The change in A420 can be converted to moles of ONGP converted to ONP+ by using Beer’s law and plugging in the molar extinction coefficient for ONP+, 4500/M/cm. The moles of ONP+ converted can be divided by the turnover rate of β-galactosidase to find out how much β-galactosidase is active.

The assay is used to determine relative expression of the lacZ gene and the specific activity of β-galactosidase, the lacZ gene product, in a bacterial culture. In uninduced cultures vs. fully induced cultures, there is a 1000% difference in β-galactosidase activity. Using this assay, the amount of time that it takes for the lac operon to become fully induced in a culture and be determined. Most importantly, we can manipulate the operon and insert a set of other structural genes downstream of the lac promoter by homologous recombination. Presence of a neoR cassette, too, allows us to select for these transgenic cells. Since the sequence will under the promoter’s regulation, the expression of the genes inserted is proportional to the expression of lacZ. Thus, we can indirectly determine expression of the inserted sequence by assaying B-galactosidase activity.

12 scientific replies:

Gareth Thomas said...

Galactosidases! My favourite!

Michael Westside said...

It's sad that i knew this from before, and yet read it all again. For no purpose. Because i'm taking economics now

coneforce said...

interesting stuff!

jose mata said...

I think i just learned something today, though i really enjoyed the post. Keep up the good work.

GMSoccerPicks said...

This is why i picked physics over genetics :/

My 2 Pesos said...

I think math is easier than this!

Bersercules said...

This all seems very familiar.

Timothy Bowen said...

so much science..so over my head. lol

Max Silver said...

So many bad things :P E Coli, Chloroform... XD

Personman said...

I'm showing this to my science professor!

Anonymous said...

Hi everybody.
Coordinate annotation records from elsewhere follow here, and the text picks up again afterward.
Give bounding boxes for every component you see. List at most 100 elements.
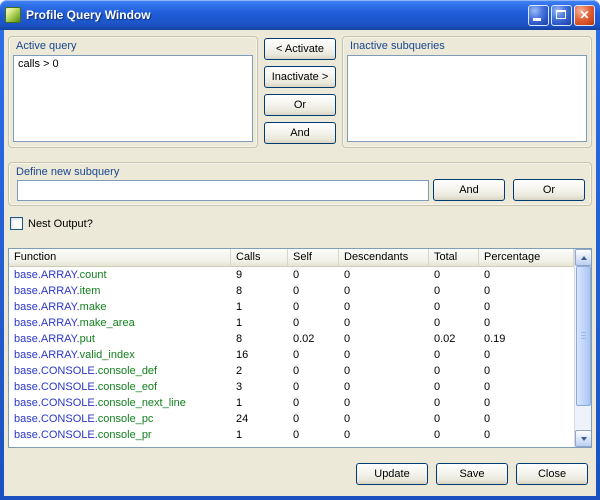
percentage-cell: 0 xyxy=(479,283,574,299)
minimize-button[interactable] xyxy=(528,5,549,26)
total-cell: 0 xyxy=(429,315,479,331)
define-or-button[interactable]: Or xyxy=(513,179,585,201)
descendants-cell: 0 xyxy=(339,379,429,395)
header-percentage[interactable]: Percentage xyxy=(479,249,574,266)
inactive-subqueries-list[interactable] xyxy=(347,55,587,142)
table-row[interactable]: base.ARRAY.make10000 xyxy=(9,299,574,315)
caption-buttons: ✕ xyxy=(528,5,595,26)
descendants-cell: 0 xyxy=(339,395,429,411)
percentage-cell: 0 xyxy=(479,427,574,443)
function-cell: base.CONSOLE.console_def xyxy=(9,363,231,379)
percentage-cell: 0 xyxy=(479,267,574,283)
total-cell: 0 xyxy=(429,267,479,283)
table-row[interactable]: base.CONSOLE.console_pc240000 xyxy=(9,411,574,427)
maximize-icon xyxy=(556,10,566,19)
window-title: Profile Query Window xyxy=(26,8,528,22)
close-button[interactable]: ✕ xyxy=(574,5,595,26)
save-button[interactable]: Save xyxy=(436,463,508,485)
calls-cell: 1 xyxy=(231,395,288,411)
define-and-button[interactable]: And xyxy=(433,179,505,201)
percentage-cell: 0.19 xyxy=(479,331,574,347)
arrow-up-icon xyxy=(581,256,587,260)
nest-output-label: Nest Output? xyxy=(28,218,93,230)
function-cell: base.ARRAY.count xyxy=(9,267,231,283)
self-cell: 0 xyxy=(288,363,339,379)
table-row[interactable]: base.CONSOLE.console_eof30000 xyxy=(9,379,574,395)
header-calls[interactable]: Calls xyxy=(231,249,288,266)
percentage-cell: 0 xyxy=(479,411,574,427)
function-cell: base.CONSOLE.console_pr xyxy=(9,427,231,443)
nest-output-checkbox[interactable] xyxy=(10,217,23,230)
table-row[interactable]: base.ARRAY.make_area10000 xyxy=(9,315,574,331)
list-item[interactable]: calls > 0 xyxy=(14,56,252,73)
function-cell: base.CONSOLE.console_pc xyxy=(9,411,231,427)
calls-cell: 3 xyxy=(231,379,288,395)
scroll-up-button[interactable] xyxy=(575,249,592,266)
total-cell: 0 xyxy=(429,411,479,427)
self-cell: 0 xyxy=(288,427,339,443)
calls-cell: 1 xyxy=(231,427,288,443)
close-icon: ✕ xyxy=(575,6,594,25)
self-cell: 0 xyxy=(288,379,339,395)
table-row[interactable]: base.CONSOLE.console_pr10000 xyxy=(9,427,574,443)
function-cell: base.ARRAY.item xyxy=(9,283,231,299)
client-area: Active query calls > 0 < Activate Inacti… xyxy=(4,30,596,496)
header-function[interactable]: Function xyxy=(9,249,231,266)
define-subquery-label: Define new subquery xyxy=(16,166,119,178)
table-body: base.ARRAY.count90000base.ARRAY.item8000… xyxy=(9,267,574,447)
self-cell: 0 xyxy=(288,267,339,283)
scroll-down-button[interactable] xyxy=(575,430,592,447)
table-row[interactable]: base.CONSOLE.console_next_line10000 xyxy=(9,395,574,411)
header-self[interactable]: Self xyxy=(288,249,339,266)
close-dialog-button[interactable]: Close xyxy=(516,463,588,485)
total-cell: 0 xyxy=(429,427,479,443)
self-cell: 0 xyxy=(288,347,339,363)
table-row[interactable]: base.ARRAY.item80000 xyxy=(9,283,574,299)
active-query-group: Active query calls > 0 xyxy=(8,36,258,148)
calls-cell: 8 xyxy=(231,283,288,299)
window: Profile Query Window ✕ Active query call… xyxy=(0,0,600,500)
header-total[interactable]: Total xyxy=(429,249,479,266)
descendants-cell: 0 xyxy=(339,347,429,363)
self-cell: 0 xyxy=(288,299,339,315)
total-cell: 0 xyxy=(429,379,479,395)
header-descendants[interactable]: Descendants xyxy=(339,249,429,266)
subquery-input[interactable] xyxy=(17,180,429,201)
arrow-down-icon xyxy=(581,437,587,441)
vertical-scrollbar[interactable] xyxy=(574,249,591,447)
table-row[interactable]: base.ARRAY.valid_index160000 xyxy=(9,347,574,363)
inactive-subqueries-label: Inactive subqueries xyxy=(350,40,445,52)
active-query-list[interactable]: calls > 0 xyxy=(13,55,253,142)
results-table: Function Calls Self Descendants Total Pe… xyxy=(8,248,592,448)
maximize-button[interactable] xyxy=(551,5,572,26)
table-row[interactable]: base.CONSOLE.console_def20000 xyxy=(9,363,574,379)
calls-cell: 9 xyxy=(231,267,288,283)
inactive-subqueries-group: Inactive subqueries xyxy=(342,36,592,148)
percentage-cell: 0 xyxy=(479,299,574,315)
activate-button[interactable]: < Activate xyxy=(264,38,336,60)
self-cell: 0.02 xyxy=(288,331,339,347)
descendants-cell: 0 xyxy=(339,427,429,443)
define-subquery-group: Define new subquery And Or xyxy=(8,162,592,206)
update-button[interactable]: Update xyxy=(356,463,428,485)
active-query-label: Active query xyxy=(16,40,77,52)
and-button[interactable]: And xyxy=(264,122,336,144)
total-cell: 0 xyxy=(429,299,479,315)
function-cell: base.ARRAY.valid_index xyxy=(9,347,231,363)
descendants-cell: 0 xyxy=(339,283,429,299)
table-row[interactable]: base.ARRAY.count90000 xyxy=(9,267,574,283)
self-cell: 0 xyxy=(288,395,339,411)
total-cell: 0 xyxy=(429,347,479,363)
table-row[interactable]: base.ARRAY.put80.0200.020.19 xyxy=(9,331,574,347)
calls-cell: 1 xyxy=(231,299,288,315)
function-cell: base.ARRAY.put xyxy=(9,331,231,347)
minimize-icon xyxy=(533,18,541,21)
scrollbar-thumb[interactable] xyxy=(576,266,591,406)
function-cell: base.ARRAY.make xyxy=(9,299,231,315)
self-cell: 0 xyxy=(288,283,339,299)
percentage-cell: 0 xyxy=(479,315,574,331)
self-cell: 0 xyxy=(288,411,339,427)
or-button[interactable]: Or xyxy=(264,94,336,116)
inactivate-button[interactable]: Inactivate > xyxy=(264,66,336,88)
descendants-cell: 0 xyxy=(339,411,429,427)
I have a question about ONPG and buffer 8%. In case of having temperature as independent V. and ONPG+buffer8%as control group, under various temperature, is there going to be any change in color? Thanks to whoever can help.

Anonymous said...

I have a stock solution of 4 mg/mL of ONPG in 1M sodium phosphate buffer, I then pipetted 0, 5, 10, 20, 40, and 80 uL ONPG in 6 tubes respectively. I was wondering how do you calculate the differing concentrations of ONPG in each tube given that molecular weight of ONPG is 301 g/mol. I need help because I can't figure it out to make my line-weaver burk plot. Please and Thank You!!!